Keynote at Ph.D. Summer Camp, Artistic Production and Curating in The Age of Technogenesis, at CATCH in Elsinore and in the framework of Media Art Histories Re:Sound 2019.
At least since the beginning of modern art, a concern with perceptual experience and representation of reality has occupied the arts. Questions have especially challenged representation of the ‘real’ and perceptual, cultural, and socio-political impacts of speeding temporalities introduced with industrial and technical evolution. In lieu of the affective turn and increasing attention to sentience as a dimension of hybrid, technological objects and environments today, questions of ‘what’ we experience are accompanied by concerns with how we experience – and how sense-experience connects to our cognitive faculties.

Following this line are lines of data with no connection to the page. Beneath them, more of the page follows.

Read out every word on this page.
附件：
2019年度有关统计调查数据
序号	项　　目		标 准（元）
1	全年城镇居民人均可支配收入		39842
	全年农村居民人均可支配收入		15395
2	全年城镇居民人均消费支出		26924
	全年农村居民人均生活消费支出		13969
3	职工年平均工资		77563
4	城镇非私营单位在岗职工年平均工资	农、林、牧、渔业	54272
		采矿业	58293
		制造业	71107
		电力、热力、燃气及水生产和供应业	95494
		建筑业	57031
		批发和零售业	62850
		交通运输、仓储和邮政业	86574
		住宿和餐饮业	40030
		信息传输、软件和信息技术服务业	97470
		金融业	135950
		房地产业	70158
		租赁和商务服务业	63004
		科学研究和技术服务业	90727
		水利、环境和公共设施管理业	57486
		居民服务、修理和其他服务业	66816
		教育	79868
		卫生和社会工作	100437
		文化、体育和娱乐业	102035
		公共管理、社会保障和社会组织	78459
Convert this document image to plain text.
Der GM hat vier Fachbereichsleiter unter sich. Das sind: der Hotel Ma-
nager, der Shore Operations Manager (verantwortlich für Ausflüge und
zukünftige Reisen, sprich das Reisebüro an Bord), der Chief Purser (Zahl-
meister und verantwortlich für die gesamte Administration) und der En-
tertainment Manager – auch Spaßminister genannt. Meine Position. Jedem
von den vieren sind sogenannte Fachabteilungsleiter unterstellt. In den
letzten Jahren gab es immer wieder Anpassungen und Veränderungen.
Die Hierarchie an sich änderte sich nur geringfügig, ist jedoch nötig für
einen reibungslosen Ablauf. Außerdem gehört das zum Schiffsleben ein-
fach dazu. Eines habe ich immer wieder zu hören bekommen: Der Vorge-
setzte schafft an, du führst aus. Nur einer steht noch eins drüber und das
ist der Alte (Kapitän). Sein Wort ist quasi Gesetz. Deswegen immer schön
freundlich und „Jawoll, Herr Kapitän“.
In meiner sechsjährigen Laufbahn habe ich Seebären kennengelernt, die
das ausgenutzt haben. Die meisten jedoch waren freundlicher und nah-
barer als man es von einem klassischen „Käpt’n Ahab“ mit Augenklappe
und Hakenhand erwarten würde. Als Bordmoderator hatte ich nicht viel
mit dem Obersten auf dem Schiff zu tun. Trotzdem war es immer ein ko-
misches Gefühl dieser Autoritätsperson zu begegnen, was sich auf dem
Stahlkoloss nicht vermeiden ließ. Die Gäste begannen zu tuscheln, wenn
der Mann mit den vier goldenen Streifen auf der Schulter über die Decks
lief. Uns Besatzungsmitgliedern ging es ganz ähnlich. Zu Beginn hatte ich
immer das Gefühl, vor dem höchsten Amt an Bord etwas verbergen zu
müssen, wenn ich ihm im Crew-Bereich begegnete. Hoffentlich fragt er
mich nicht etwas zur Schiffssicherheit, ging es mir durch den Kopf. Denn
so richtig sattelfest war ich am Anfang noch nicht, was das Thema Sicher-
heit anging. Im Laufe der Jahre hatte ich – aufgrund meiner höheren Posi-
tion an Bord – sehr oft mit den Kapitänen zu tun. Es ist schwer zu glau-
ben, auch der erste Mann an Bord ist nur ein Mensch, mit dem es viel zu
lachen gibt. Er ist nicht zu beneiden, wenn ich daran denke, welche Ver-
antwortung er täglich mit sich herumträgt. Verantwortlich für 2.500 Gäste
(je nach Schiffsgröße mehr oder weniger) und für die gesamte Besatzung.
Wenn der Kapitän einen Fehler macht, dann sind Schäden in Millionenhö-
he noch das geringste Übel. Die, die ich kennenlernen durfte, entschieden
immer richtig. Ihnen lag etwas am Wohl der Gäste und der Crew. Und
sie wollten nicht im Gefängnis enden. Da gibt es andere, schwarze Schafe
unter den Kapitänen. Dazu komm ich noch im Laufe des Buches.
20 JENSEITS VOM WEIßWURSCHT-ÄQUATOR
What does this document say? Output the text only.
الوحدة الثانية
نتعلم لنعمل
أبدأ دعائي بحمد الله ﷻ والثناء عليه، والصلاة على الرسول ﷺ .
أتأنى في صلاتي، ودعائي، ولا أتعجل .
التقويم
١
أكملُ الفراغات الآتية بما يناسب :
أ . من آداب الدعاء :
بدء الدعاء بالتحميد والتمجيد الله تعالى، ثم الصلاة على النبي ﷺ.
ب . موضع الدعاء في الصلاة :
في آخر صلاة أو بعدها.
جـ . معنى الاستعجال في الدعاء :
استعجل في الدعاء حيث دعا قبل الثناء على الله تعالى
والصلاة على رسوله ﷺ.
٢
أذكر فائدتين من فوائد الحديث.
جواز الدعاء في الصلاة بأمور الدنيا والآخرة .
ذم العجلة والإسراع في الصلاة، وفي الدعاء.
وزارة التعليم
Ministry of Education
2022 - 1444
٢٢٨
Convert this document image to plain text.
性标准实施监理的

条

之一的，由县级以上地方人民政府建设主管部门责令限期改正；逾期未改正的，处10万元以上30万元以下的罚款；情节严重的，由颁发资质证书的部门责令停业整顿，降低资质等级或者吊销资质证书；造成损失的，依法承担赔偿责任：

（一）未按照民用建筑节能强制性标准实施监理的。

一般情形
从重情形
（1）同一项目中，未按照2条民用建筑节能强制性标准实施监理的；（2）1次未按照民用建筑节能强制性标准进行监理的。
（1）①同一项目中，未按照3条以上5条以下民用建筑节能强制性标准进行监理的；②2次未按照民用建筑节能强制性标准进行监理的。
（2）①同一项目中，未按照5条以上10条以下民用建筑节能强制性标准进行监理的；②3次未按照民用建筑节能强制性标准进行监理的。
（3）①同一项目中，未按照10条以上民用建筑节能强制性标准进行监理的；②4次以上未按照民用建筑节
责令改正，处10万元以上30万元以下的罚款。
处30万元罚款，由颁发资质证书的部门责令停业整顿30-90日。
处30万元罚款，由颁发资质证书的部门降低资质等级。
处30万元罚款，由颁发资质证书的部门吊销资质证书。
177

In this perspective, and especially with regards to media art, my talk suggests a shift in perspective from art’s objecthood (as a thing, concept, or situation) towards art’s sensorial, emotional, cognitive, and technogenetic effects and ecologies as a guiding principle for what to ‘care’ for in curatorial inquiry. This perspective positions artistic and curatorial attention in a larger condition of ‘expanded reality’ and within the urgency of what neuroscientists and theorists have named a ‘cognitive crisis’ today – tied with biological, cultural, and environmental implications of media aesthetics.
The research for the keynote feeds into a monograph in development and also extends from my work on Expanded Reality at the Neuro Design Lab of artist and professor Maurice Benayoun at School of Creative Media, City University of Hong Kong, with thanks to the Carlsberg Foundation’s Internationalization Fellowship.